We’ve several times made reference to the need for organizations to design for rollback to be successful as a SaaS company. Put simply, given the speed with which we want to make releases, it is critical that we limit our risk in delivering any given release by being able to easily roll back these releases.
Here are some hints on how to develop systems such that they can be easily rolled back in the event of a problem in production.
- Database changes must only be additive – Columns or tables should only be added, not deleted, until a version of code is released that deprecates the dependency on those columns. Once these standards are implemented every release should have a portion dedicated to cleaning up data from previous releases that is no longer needed.
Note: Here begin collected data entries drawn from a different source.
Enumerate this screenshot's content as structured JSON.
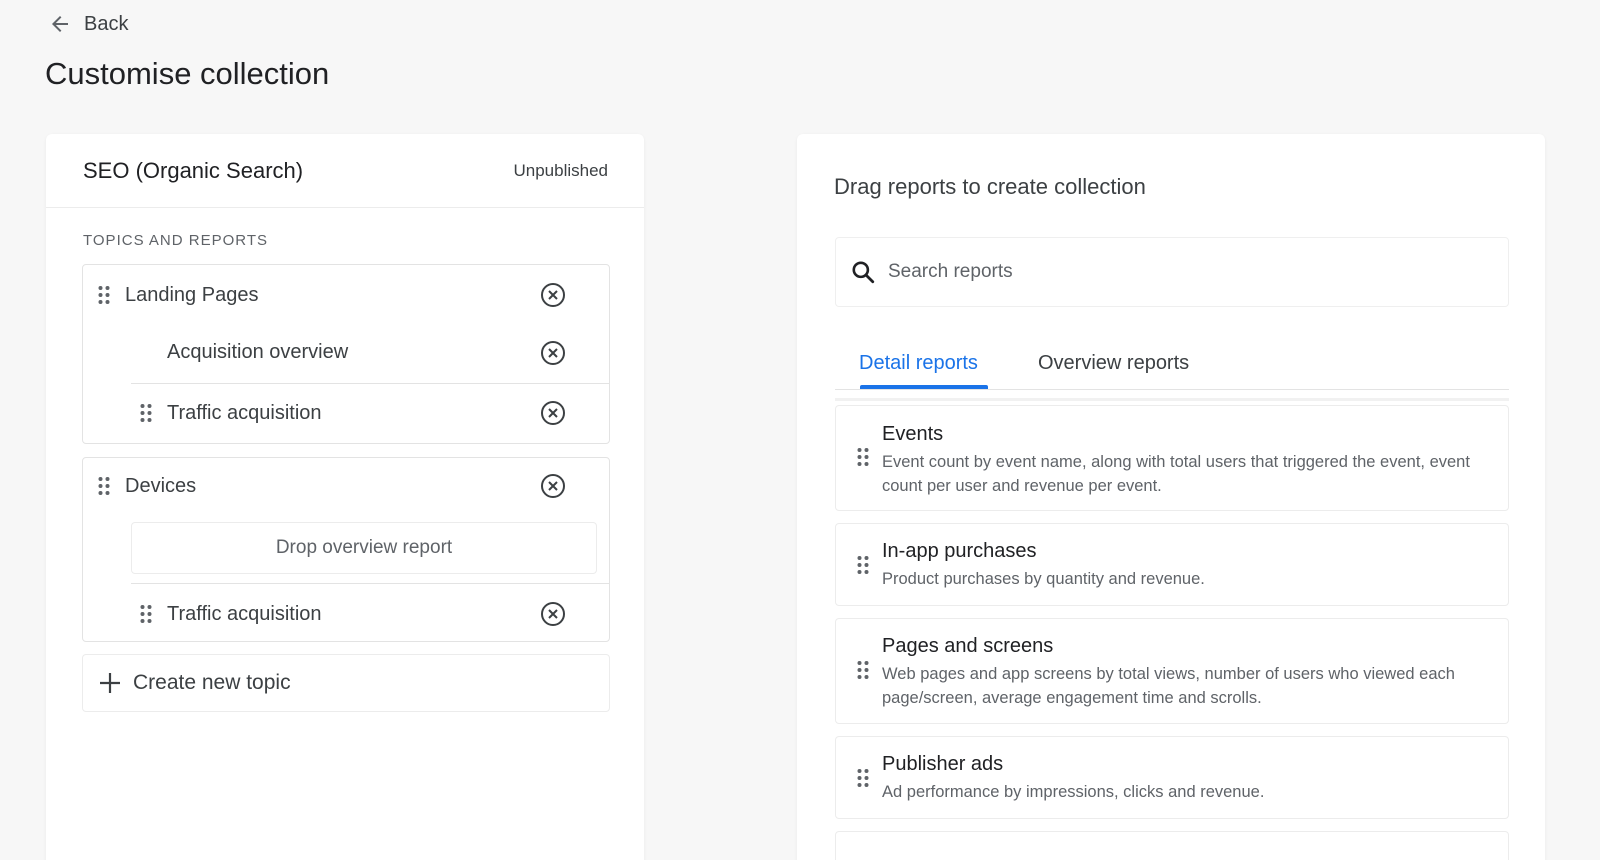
{
  "header": {
    "back_label": "Back",
    "page_title": "Customise collection"
  },
  "collection": {
    "name": "SEO (Organic Search)",
    "status": "Unpublished",
    "section_label": "TOPICS AND REPORTS",
    "topics": [
      {
        "name": "Landing Pages",
        "overview": "Acquisition overview",
        "reports": [
          "Traffic acquisition"
        ]
      },
      {
        "name": "Devices",
        "overview_placeholder": "Drop overview report",
        "reports": [
          "Traffic acquisition"
        ]
      }
    ],
    "create_topic_label": "Create new topic"
  },
  "library": {
    "title": "Drag reports to create collection",
    "search_placeholder": "Search reports",
    "tabs": [
      {
        "label": "Detail reports",
        "active": true
      },
      {
        "label": "Overview reports",
        "active": false
      }
    ],
    "reports": [
      {
        "title": "Events",
        "description": "Event count by event name, along with total users that triggered the event, event count per user and revenue per event."
      },
      {
        "title": "In-app purchases",
        "description": "Product purchases by quantity and revenue."
      },
      {
        "title": "Pages and screens",
        "description": "Web pages and app screens by total views, number of users who viewed each page/screen, average engagement time and scrolls."
      },
      {
        "title": "Publisher ads",
        "description": "Ad performance by impressions, clicks and revenue."
      }
    ]
  },
  "colors": {
    "accent": "#1a73e8",
    "text": "#3c4043",
    "background": "#f7f7f7"
  },
  "icons": {
    "back": "arrow-left-icon",
    "drag": "drag-handle-icon",
    "remove": "close-circle-icon",
    "add": "plus-icon",
    "search": "search-icon"
  }
}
- DDL & DML scripted and tested – DBMS changes for a release must be scripted ahead of time instead of applied by hand. This should include the script used to rollback any changes. The two reasons for this are that:
- The team needs to test the rollback process in QA or staging in order to validate that they have not missed something that would prevent rolling back and
- The script needs to be tested under some amount of load to ensure it can be executed while the application is utilizing the database.
- Restricted SQL queries in the application – The development team needs to disambiguate all SQL by removing all SELECT * queries and adding column names to all UPDATE statements.
- Semantic changes of data – The development team must not change the definition of data within a release. An example would be a column in a ticket table that is currently being used as a status semaphore indicating three values such as assigned, fixed, or closed. The new version of the application cannot add a fourth status until code is first released to handle the new status and then code can be released to utilize the new status.
- Wire On / Wire Off – The application should have a framework added that allows code paths and features to be accessed by some user and not by others, based on an external configuration. This setting can be in a configuration file or a database table and should allow for both role based access as well as random percentage based. This framework allows for beta testing of features with a limited set of users and allows for quick removal of a code path in the event of a major bug in the feature, without rolling the entire code base back.